La loi, régissant alors toutes les autres parcelles de terrains d'Akkar, ne s’appliquait plus en ces terres, d'où leurs noms. On y trouvait de pauvres familles tout comme de riches bandits de la pègre.

Le sol, pavé dans le centre-ville, était boueux et humide ici-bas, et à plusieurs reprises, les roues en frênes du chariot manquèrent de s'embourber. Les maisons, quant à elle, n'étaient que de frêles constructions en bois, parfois sans toit, parfois sans murs dignes de ce nom.

J'aurais fini ici si les gardes m’avaient un jour identifié puis attrapé, pensa Laha. Les riverains observaient les sacs sur lesquels était assise La jeune fille avec envie, et à plusieurs reprises, elle s'attendit à ce qu'une foule surgisse de nulle part pour partir à l’assaut des chariots, mais rien ne se passa. Elle entendit seulement le tintement de deux lames, au loin, suivit d'un cri. Le regard des enfants n'était plus empli de contemplation, mais de fureur.
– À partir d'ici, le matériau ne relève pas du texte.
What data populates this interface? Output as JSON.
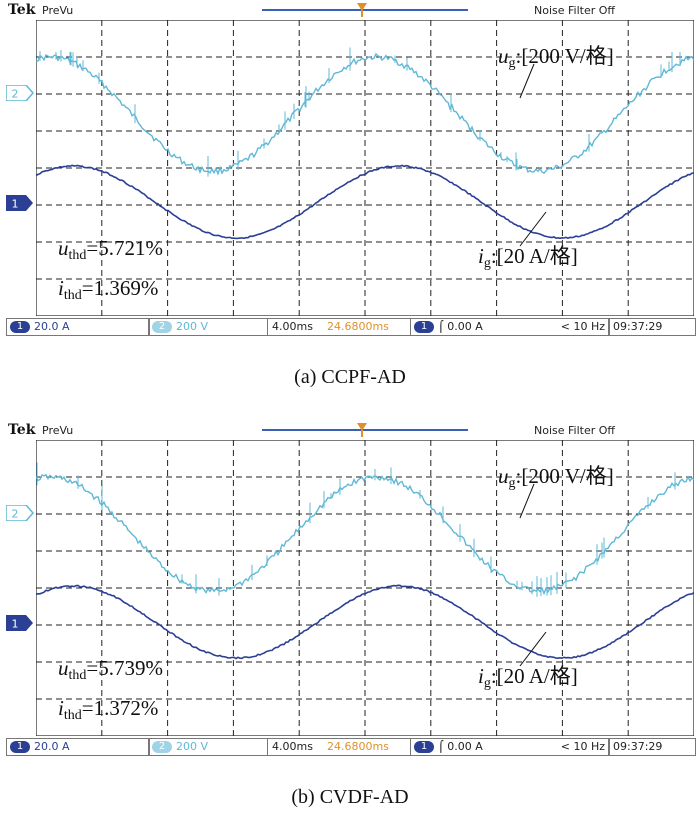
{
  "scope": {
    "brand": "Tek",
    "mode": "PreVu",
    "noise_filter": "Noise Filter Off",
    "ch1_label": "1",
    "ch2_label": "2",
    "trigger_marker": "T"
  },
  "bottombar": {
    "ch1_badge": "1",
    "ch1_scale": "20.0 A",
    "ch2_badge": "2",
    "ch2_scale": "200 V",
    "timebase": "4.00ms",
    "position": "24.6800ms",
    "trig_badge": "1",
    "trig_level": "⌠ 0.00 A",
    "freq": "< 10 Hz",
    "clock": "09:37:29"
  },
  "panels": [
    {
      "caption": "(a) CCPF-AD",
      "ug_sym": "u",
      "ug_sub": "g",
      "ug_scale": ":[200 V/格]",
      "ig_sym": "i",
      "ig_sub": "g",
      "ig_scale": ":[20 A/格]",
      "uthd_sym": "u",
      "uthd_sub": "thd",
      "uthd_val": "=5.721%",
      "ithd_sym": "i",
      "ithd_sub": "thd",
      "ithd_val": "=1.369%"
    },
    {
      "caption": "(b) CVDF-AD",
      "ug_sym": "u",
      "ug_sub": "g",
      "ug_scale": ":[200 V/格]",
      "ig_sym": "i",
      "ig_sub": "g",
      "ig_scale": ":[20 A/格]",
      "uthd_sym": "u",
      "uthd_sub": "thd",
      "uthd_val": "=5.739%",
      "ithd_sym": "i",
      "ithd_sub": "thd",
      "ithd_val": "=1.372%"
    }
  ],
  "colors": {
    "ch1": "#2b3f95",
    "ch2": "#5fb8d6",
    "grid": "#222222",
    "screen_bg": "#ffffff"
  }
}
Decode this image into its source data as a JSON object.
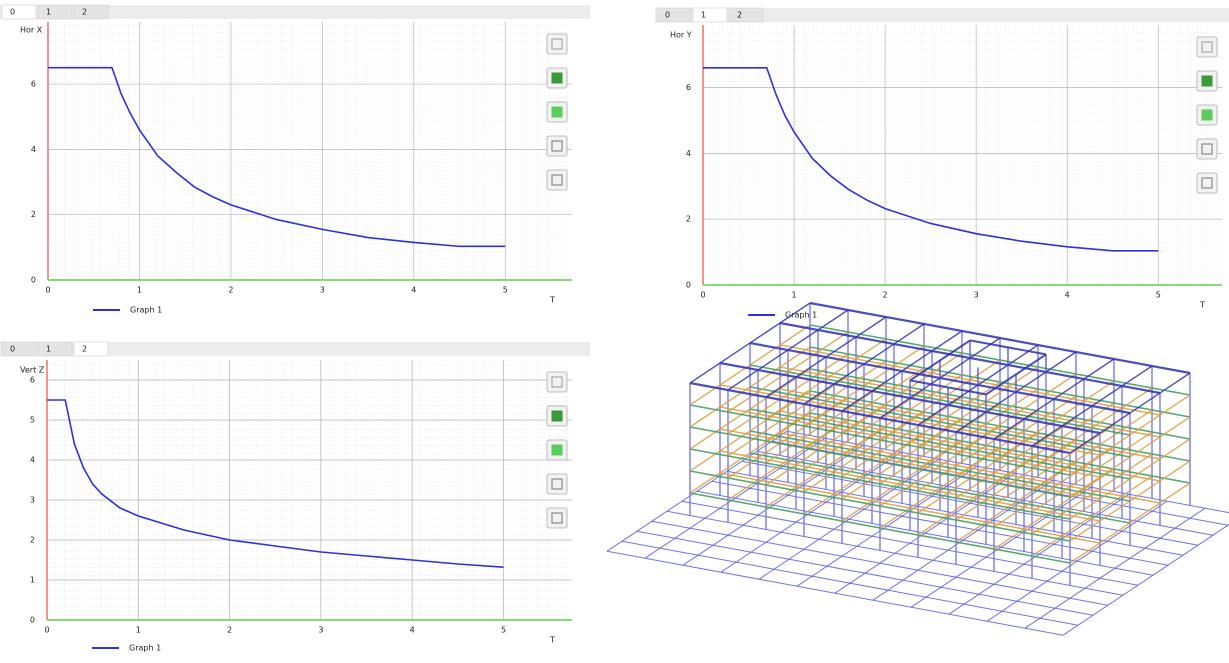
{
  "chart_data": [
    {
      "type": "line",
      "tabs": [
        "0",
        "1",
        "2"
      ],
      "active_tab": 0,
      "ylabel": "Hor X",
      "xlabel": "T",
      "x": [
        0,
        0.7,
        0.8,
        0.9,
        1,
        1.2,
        1.4,
        1.6,
        1.8,
        2,
        2.5,
        3,
        3.5,
        4,
        4.5,
        5
      ],
      "series": [
        {
          "name": "Graph 1",
          "color": "#3030d8",
          "values": [
            6.5,
            6.5,
            5.7,
            5.1,
            4.6,
            3.8,
            3.3,
            2.85,
            2.55,
            2.3,
            1.85,
            1.55,
            1.3,
            1.15,
            1.03,
            1.03
          ]
        }
      ],
      "xlim": [
        0,
        5.73
      ],
      "ylim": [
        0,
        7.9
      ],
      "xticks": [
        0,
        1,
        2,
        3,
        4,
        5
      ],
      "yticks": [
        0,
        2,
        4,
        6
      ],
      "grid": true,
      "x_axis_color": "#7ad36a",
      "y_axis_color": "#e8736a"
    },
    {
      "type": "line",
      "tabs": [
        "0",
        "1",
        "2"
      ],
      "active_tab": 1,
      "ylabel": "Hor Y",
      "xlabel": "T",
      "x": [
        0,
        0.7,
        0.8,
        0.9,
        1,
        1.2,
        1.4,
        1.6,
        1.8,
        2,
        2.5,
        3,
        3.5,
        4,
        4.5,
        5
      ],
      "series": [
        {
          "name": "Graph 1",
          "color": "#3030d8",
          "values": [
            6.6,
            6.6,
            5.8,
            5.15,
            4.65,
            3.85,
            3.32,
            2.9,
            2.58,
            2.32,
            1.87,
            1.56,
            1.33,
            1.16,
            1.04,
            1.04
          ]
        }
      ],
      "xlim": [
        0,
        5.7
      ],
      "ylim": [
        0,
        7.9
      ],
      "xticks": [
        0,
        1,
        2,
        3,
        4,
        5
      ],
      "yticks": [
        0,
        2,
        4,
        6
      ],
      "grid": true,
      "x_axis_color": "#7ad36a",
      "y_axis_color": "#e8736a"
    },
    {
      "type": "line",
      "tabs": [
        "0",
        "1",
        "2"
      ],
      "active_tab": 2,
      "ylabel": "Vert Z",
      "xlabel": "T",
      "x": [
        0,
        0.2,
        0.3,
        0.4,
        0.5,
        0.6,
        0.8,
        1,
        1.5,
        2,
        2.5,
        3,
        3.5,
        4,
        4.5,
        5
      ],
      "series": [
        {
          "name": "Graph 1",
          "color": "#3030d8",
          "values": [
            5.5,
            5.5,
            4.4,
            3.8,
            3.4,
            3.15,
            2.8,
            2.6,
            2.25,
            2.0,
            1.85,
            1.7,
            1.6,
            1.5,
            1.4,
            1.32
          ]
        }
      ],
      "xlim": [
        0,
        5.75
      ],
      "ylim": [
        0,
        6.5
      ],
      "xticks": [
        0,
        1,
        2,
        3,
        4,
        5
      ],
      "yticks": [
        0,
        1,
        2,
        3,
        4,
        5,
        6
      ],
      "grid": true,
      "x_axis_color": "#7ad36a",
      "y_axis_color": "#e8736a"
    }
  ]
}
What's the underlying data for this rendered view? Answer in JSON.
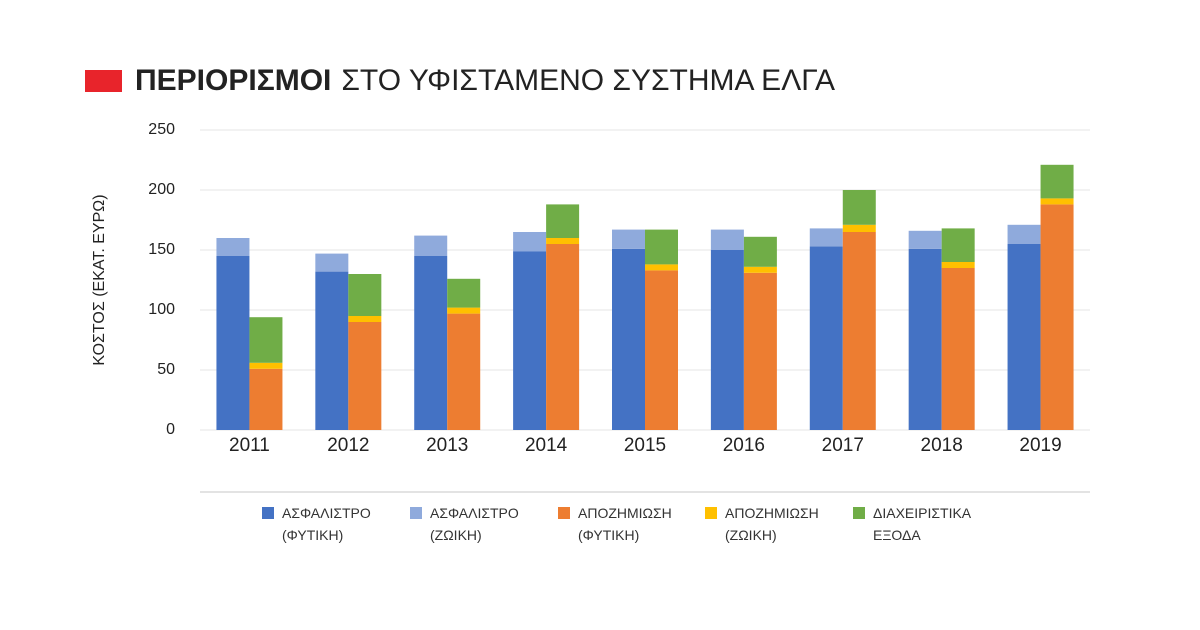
{
  "chart_data": {
    "type": "bar",
    "title_emphasis": "ΠΕΡΙΟΡΙΣΜΟΙ",
    "title": "ΣΤΟ ΥΦΙΣΤΑΜΕΝΟ ΣΥΣΤΗΜΑ ΕΛΓΑ",
    "y_label": "ΚΟΣΤΟΣ (ΕΚΑΤ. ΕΥΡΩ)",
    "categories": [
      "2011",
      "2012",
      "2013",
      "2014",
      "2015",
      "2016",
      "2017",
      "2018",
      "2019"
    ],
    "series": [
      {
        "name": "ΑΣΦΑΛΙΣΤΡΟ (ΦΥΤΙΚΗ)",
        "color": "#4472c4",
        "stack": 0,
        "values": [
          145,
          132,
          145,
          149,
          151,
          150,
          153,
          151,
          155
        ]
      },
      {
        "name": "ΑΣΦΑΛΙΣΤΡΟ (ΖΩΙΚΗ)",
        "color": "#8faadc",
        "stack": 0,
        "values": [
          15,
          15,
          17,
          16,
          16,
          17,
          15,
          15,
          16
        ]
      },
      {
        "name": "ΑΠΟΖΗΜΙΩΣΗ (ΦΥΤΙΚΗ)",
        "color": "#ed7d31",
        "stack": 1,
        "values": [
          51,
          90,
          97,
          155,
          133,
          131,
          165,
          135,
          188
        ]
      },
      {
        "name": "ΑΠΟΖΗΜΙΩΣΗ (ΖΩΙΚΗ)",
        "color": "#ffc000",
        "stack": 1,
        "values": [
          5,
          5,
          5,
          5,
          5,
          5,
          6,
          5,
          5
        ]
      },
      {
        "name": "ΔΙΑΧΕΙΡΙΣΤΙΚΑ ΕΞΟΔΑ",
        "color": "#70ad47",
        "stack": 1,
        "values": [
          38,
          35,
          24,
          28,
          29,
          25,
          29,
          28,
          28
        ]
      }
    ],
    "ylim": [
      0,
      250
    ],
    "yticks": [
      0,
      50,
      100,
      150,
      200,
      250
    ],
    "grid": true
  }
}
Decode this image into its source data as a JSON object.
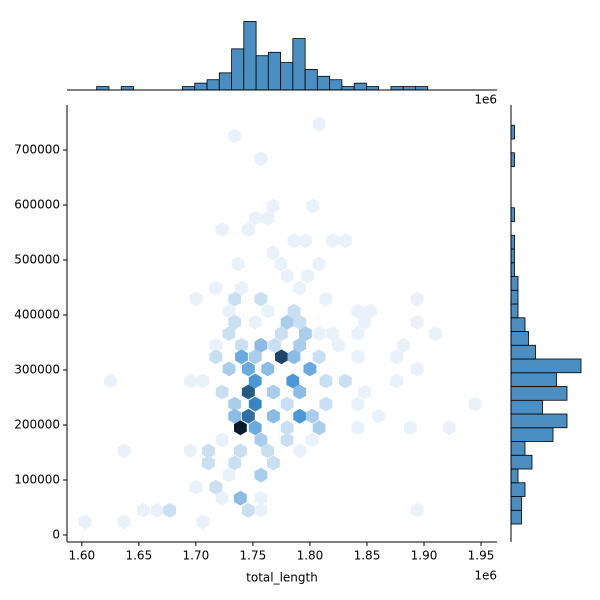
{
  "chart_data": [
    {
      "type": "hexbin",
      "xlabel": "total_length",
      "x_offset_label": "1e6",
      "xlim": [
        1.587,
        1.964
      ],
      "ylim": [
        -12700,
        781800
      ],
      "xticks": [
        {
          "value": 1.6,
          "label": "1.60"
        },
        {
          "value": 1.65,
          "label": "1.65"
        },
        {
          "value": 1.7,
          "label": "1.70"
        },
        {
          "value": 1.75,
          "label": "1.75"
        },
        {
          "value": 1.8,
          "label": "1.80"
        },
        {
          "value": 1.85,
          "label": "1.85"
        },
        {
          "value": 1.9,
          "label": "1.90"
        },
        {
          "value": 1.95,
          "label": "1.95"
        }
      ],
      "yticks": [
        0,
        100000,
        200000,
        300000,
        400000,
        500000,
        600000,
        700000
      ],
      "colors": [
        "#e9f2fa",
        "#3a8fd3",
        "#0b1a28"
      ],
      "x": [
        1.734,
        1.808,
        1.757,
        1.7675,
        1.8026,
        1.752,
        1.763,
        1.723,
        1.746,
        1.786,
        1.796,
        1.82,
        1.831,
        1.7675,
        1.737,
        1.7746,
        1.808,
        1.78,
        1.798,
        1.7175,
        1.74,
        1.791,
        1.7,
        1.734,
        1.757,
        1.814,
        1.894,
        1.729,
        1.763,
        1.786,
        1.842,
        1.853,
        1.734,
        1.752,
        1.78,
        1.791,
        1.848,
        1.894,
        1.91,
        1.729,
        1.775,
        1.796,
        1.808,
        1.82,
        1.842,
        1.7175,
        1.74,
        1.757,
        1.769,
        1.791,
        1.825,
        1.882,
        1.7175,
        1.74,
        1.752,
        1.775,
        1.786,
        1.808,
        1.842,
        1.876,
        1.729,
        1.746,
        1.763,
        1.8,
        1.894,
        1.625,
        1.706,
        1.752,
        1.785,
        1.814,
        1.831,
        1.876,
        1.695,
        1.723,
        1.746,
        1.768,
        1.791,
        1.848,
        1.734,
        1.752,
        1.78,
        1.814,
        1.842,
        1.945,
        1.734,
        1.746,
        1.768,
        1.791,
        1.802,
        1.86,
        1.739,
        1.752,
        1.78,
        1.808,
        1.842,
        1.888,
        1.922,
        1.757,
        1.723,
        1.78,
        1.802,
        1.637,
        1.695,
        1.711,
        1.739,
        1.763,
        1.791,
        1.711,
        1.734,
        1.768,
        1.757,
        1.729,
        1.7,
        1.7175,
        1.739,
        1.757,
        1.723,
        1.654,
        1.666,
        1.677,
        1.746,
        1.757,
        1.894,
        1.603,
        1.637,
        1.706
      ],
      "y": [
        725000,
        747000,
        684000,
        598000,
        598000,
        576000,
        576000,
        555000,
        555000,
        535000,
        535000,
        535000,
        535000,
        513000,
        493000,
        493000,
        493000,
        471000,
        471000,
        449000,
        449000,
        449000,
        429000,
        429000,
        429000,
        429000,
        429000,
        407000,
        407000,
        407000,
        407000,
        407000,
        387000,
        387000,
        387000,
        387000,
        387000,
        387000,
        366000,
        366000,
        366000,
        366000,
        366000,
        366000,
        366000,
        345000,
        345000,
        345000,
        345000,
        345000,
        345000,
        345000,
        324000,
        324000,
        324000,
        324000,
        324000,
        324000,
        324000,
        324000,
        302000,
        302000,
        302000,
        302000,
        302000,
        280000,
        280000,
        280000,
        280000,
        280000,
        280000,
        280000,
        280000,
        260000,
        260000,
        260000,
        260000,
        260000,
        238000,
        238000,
        238000,
        238000,
        238000,
        238000,
        216000,
        216000,
        216000,
        216000,
        216000,
        216000,
        195000,
        195000,
        195000,
        195000,
        195000,
        195000,
        195000,
        173000,
        173000,
        173000,
        173000,
        153000,
        153000,
        153000,
        153000,
        153000,
        153000,
        131000,
        131000,
        131000,
        109000,
        109000,
        87000,
        87000,
        67000,
        67000,
        67000,
        45000,
        45000,
        45000,
        45000,
        45000,
        45000,
        24000,
        24000,
        24000
      ],
      "counts": [
        1,
        1,
        1,
        1,
        1,
        1,
        1,
        1,
        1,
        1,
        1,
        1,
        1,
        1,
        1,
        1,
        1,
        1,
        1,
        1,
        1,
        1,
        1,
        2,
        2,
        1,
        1,
        1,
        1,
        2,
        1,
        1,
        2,
        1,
        3,
        2,
        1,
        1,
        1,
        2,
        2,
        3,
        1,
        1,
        1,
        1,
        2,
        4,
        2,
        3,
        1,
        1,
        2,
        5,
        3,
        10,
        4,
        2,
        1,
        1,
        3,
        5,
        4,
        5,
        1,
        1,
        1,
        6,
        6,
        2,
        2,
        1,
        1,
        2,
        9,
        3,
        4,
        1,
        3,
        7,
        2,
        2,
        1,
        1,
        4,
        8,
        4,
        6,
        3,
        1,
        12,
        5,
        2,
        3,
        1,
        1,
        1,
        3,
        1,
        2,
        1,
        1,
        1,
        2,
        2,
        2,
        1,
        2,
        2,
        2,
        3,
        1,
        1,
        2,
        4,
        1,
        1,
        1,
        1,
        2,
        2,
        1,
        1,
        1,
        1,
        1
      ]
    },
    {
      "type": "histogram",
      "x_offset_label": "1e6",
      "color": "#4a8ec2",
      "xlim": [
        1.587,
        1.964
      ],
      "ylim": [
        0,
        21
      ],
      "bins": [
        1.613,
        1.6238,
        1.6345,
        1.6453,
        1.656,
        1.6668,
        1.6775,
        1.6883,
        1.699,
        1.7098,
        1.7205,
        1.7313,
        1.742,
        1.7528,
        1.7635,
        1.7743,
        1.785,
        1.7958,
        1.8065,
        1.8173,
        1.828,
        1.8388,
        1.8495,
        1.8603,
        1.871,
        1.8818,
        1.8925,
        1.9033,
        1.914,
        1.9248,
        1.9355,
        1.9463,
        1.957
      ],
      "counts": [
        1,
        0,
        1,
        0,
        0,
        0,
        0,
        1,
        2,
        3,
        5,
        12,
        20,
        10,
        11,
        8,
        15,
        6,
        4,
        3,
        1,
        2,
        1,
        0,
        1,
        1,
        1,
        0,
        0,
        0,
        0,
        0
      ]
    },
    {
      "type": "histogram",
      "orientation": "horizontal",
      "color": "#4a8ec2",
      "ylim": [
        -12700,
        781800
      ],
      "xlim": [
        0,
        24
      ],
      "bins": [
        20000,
        45000,
        70000,
        95000,
        120000,
        145000,
        170000,
        195000,
        220000,
        245000,
        270000,
        295000,
        320000,
        345000,
        370000,
        395000,
        420000,
        445000,
        470000,
        495000,
        520000,
        545000,
        570000,
        595000,
        620000,
        645000,
        670000,
        695000,
        720000,
        745000
      ],
      "counts": [
        3,
        3,
        4,
        2,
        6,
        4,
        12,
        16,
        9,
        16,
        13,
        20,
        7,
        5,
        4,
        2,
        2,
        2,
        1,
        1,
        1,
        0,
        1,
        0,
        0,
        0,
        1,
        0,
        1
      ]
    }
  ]
}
Au bout d'une dizaine de minutes de route, elle vit un corps, couvert de sang, inanimé sur le bord du chemin. Il avait dû être tué par un coup sec et propre d'estoc d'une fine lame, provenant sûrement d'un des chevaliers. Laha ne se sentit pas plus choquée qu'à l'accoutumée par cette vision, mais la jeune fille ne parvenait pas à regarder ce spectacle plus d'une seconde sans détourner les yeux. Ses battements de cœurs s'accélérèrent, mais elle tenta de se ressaisir. Ce n'était que le premier mort que Laha voyait, et bien d'autres allaient suivre. Il fallait impérativement qu'elle se montre digne.

-Il faudra t'y habituer, ma jeune, s'enquit la forte femme en observant le visage livide de Laha.

-Bien sûr, je m'en doute.

-Peut-être, mais t'as pas l'air dans ton assiette dis-moi.

-Oui, je suis un peu fatigué, assura-t-elle.

-Fatigué, oui, répondit sa collègue sans vraiment la croire. Quoiqu'tu veuilles, repose-toi un peu durant le voyage, car une fois débarqués, ce seront à nos chevaliers de se reposer, et à nous de travailler.

-Ce n'est pas ton premier voyage, je me trompe ? s'enquit la jeune fille.

-Oh non, crois-moi, j'en ai vu que d'trop. Bon, j'y retourne, bonne sieste ma Lucette !

Puis, elle se rallongea sur les sacs de grains. Laha l'imita, même si elle mit plusieurs minutes avant de trouver une positon à peu près décente. Elle ferma alors ses paupières, bercée par le tangage de l'engin, avant de s'endormir, quelques minutes plus tard.